Fugindo da raia

O termo é usado pejorativamente. Segundo o dicionário InFormal, fugir da raia significa “acovardar-se, escapar de uma situação adversa sem enfrentá-la”. Quem é do interior sabe que raia é a designação caipira para uma pista de hipismo improvisada nas fazendas. A raia é um trecho de pasto, com uma reta, onde se demarca uma distancia, digamos de 1 km, para que os cavalinhos disputem um páreo informal nos finais de tarde. Isso é muito comum no RGS. Os peões da fazenda montam os cavalos e o povo em volta faz as apostas. É uma espécie de jockey club dos pobres. Quando um cavalinho se sente intimidado, ele anda de lado e, literalmente, se afasta da afasta, ou foge da raia. Taí um bom exemplo de cultura inútil.

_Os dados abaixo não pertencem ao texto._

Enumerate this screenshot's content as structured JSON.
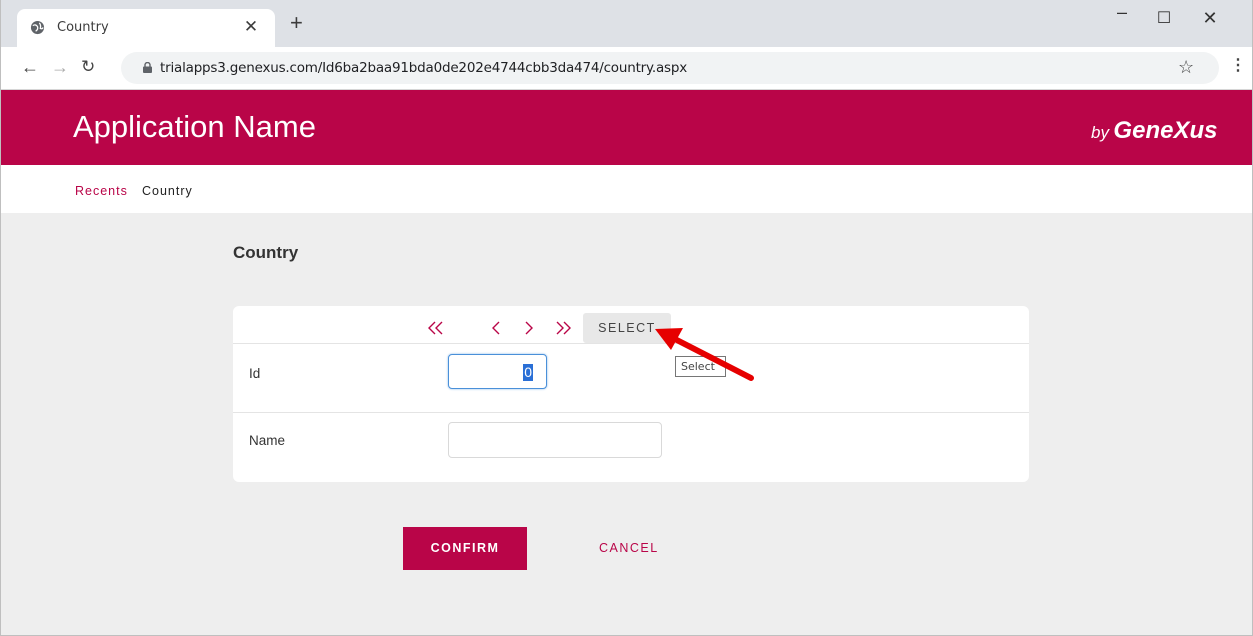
{
  "browser": {
    "tab_title": "Country",
    "url": "trialapps3.genexus.com/Id6ba2baa91bda0de202e4744cbb3da474/country.aspx"
  },
  "header": {
    "app_name": "Application Name",
    "brand_by": "by",
    "brand_name": "GeneXus"
  },
  "breadcrumb": {
    "recents": "Recents",
    "current": "Country"
  },
  "page": {
    "title": "Country"
  },
  "nav": {
    "first_glyph": "«",
    "prev_glyph": "‹",
    "next_glyph": "›",
    "last_glyph": "»",
    "select_label": "SELECT"
  },
  "form": {
    "id_label": "Id",
    "id_value": "0",
    "name_label": "Name",
    "name_value": ""
  },
  "tooltip": {
    "text": "Select"
  },
  "actions": {
    "confirm_label": "CONFIRM",
    "cancel_label": "CANCEL"
  },
  "colors": {
    "brand": "#b90548",
    "background": "#eeeeee",
    "annotation_arrow": "#e60000"
  },
  "icons": [
    "globe-icon",
    "close-icon",
    "plus-icon",
    "minimize-icon",
    "maximize-icon",
    "window-close-icon",
    "back-icon",
    "forward-icon",
    "reload-icon",
    "lock-icon",
    "star-icon",
    "menu-icon",
    "first-icon",
    "prev-icon",
    "next-icon",
    "last-icon"
  ]
}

No mundo dos negócios, usa-se esse termo para designar as empresas que se recusam a participar de uma concorrência (RFP – Request for Proposal), ou se afastam dela logo após conhecer melhor as condições do comprador. Muitos vêem nessa atitude um misto de covardia e falta de competência para ganhar. Outros podem enxergar sabedoria.

Nós não podemos ganhar todas as concorrências, isso é simplesmente impossível, além de ser inadequado. Quando “forçamos a barra” para ganhar uma concorrência fora do perfil de nossa empresa, na maioria das vezes isso pode resultar numa “vitória de Pirro”, ou em frustração.
Muitas empresas acham que participar de todas as concorrências demonstra agressividade e disputa ativa pelo mercado. Isso não é verdade.

Participar de concorrências indevidas cria duas percepções negativas:

  • Os funcionários da empresa interpretam mal as perdas e pior ainda as vitórias que trazem clientes inadequados. Aí sim fica a leitura de incompetência, o que traz desmotivação (ninguém gosta de trabalhar numa empresa perdedora).
  • O mercado vai taxar a empresa de oportunista, daquelas que vão em todas, mas sem foco, sem critério.

E, o pior de tudo, é que “vitórias de Pirro” terminam em churn. A taxa de churn, termo comum dentre as operadoras de telecomunicação, TV a cabo e cartões de crédito, reflete o percentual dos clientes que cancelam seus contratos com a empresa. O churn é uma medida critica no B2C, mas cada vez mais é um índice muito bom para avaliar a saúde dos negócios em qualquer segmento. Com a concorrência cada vez mais agressiva, a aquisição de um novo cliente é muito cara para empresa, muito mais cara do que qualquer esforço que possamos fazer para retê-lo.

Por quê perdemos clientes. São duas as razões:

  1. Mau atendimento, o que é mortal num mundo globalizado.
  2. Inadequação da empresa ao cliente e nesse caso não há muito que se possa fazer.

Vou me permitir não discutir o ponto 1 (atendimento), que acho óbvio. A questão da inadequação da empresa ao cliente é fundamental. Por que isso acontece? Na maioria das vezes porque decidimos “não fugir da raia” e ganhar um contrato a qualquer custo. Aí as discrepâncias se evidenciam: não temos o conhecimento adequado, não temos a oferta adequada, o preço pago (ou sendo pago, se o serviço é continuado) não remunera o que foi (ou está sendo) entregue. Em poucas palavras: ou nossa empresa é grande demais para o cliente, ou o inverso. Em qualquer dos casos houve um erro de compra (e de venda).

Moral da história: muitas vezes o cavalinho ganhador é aquele que foge da raia.

2 Respostas para “Fugindo da raia

  1. Ricardo Amaral

    A teoria é perfeita. Acontece que dentro do mundo corporativo as pessoas que deveriam ter a consciência de decidir ,entre ficar ou ir, estão sempre sob muita pressão. E a pressão de conseguir os clientes através destas concorrências, leva a decisões precipitadas.
    Já vi isto acontecer em Grandes Consultorias e em grandes empresas de Software.
    É uma decisão que deveria envolver sempre um comitê, para não sobrecarregar apenas a área comercial.

    • Ricardo, seu comentário faz muito sentido. Realmente a pressão corporativa muitas vezes se sobrepõe ao bom senso. As empresas que fazem vendas consultivas cada vez mais conduzem processos de “win/loss reviews” para diagnosticar os principais fatores de ganho e perda de contratos. Nesse momento, as chamadas “vitórias de Pirro” deveriam ser documentadas para que no futuro a empresa pudesse avaliar o impacto das decisões políticas sobre as vendas.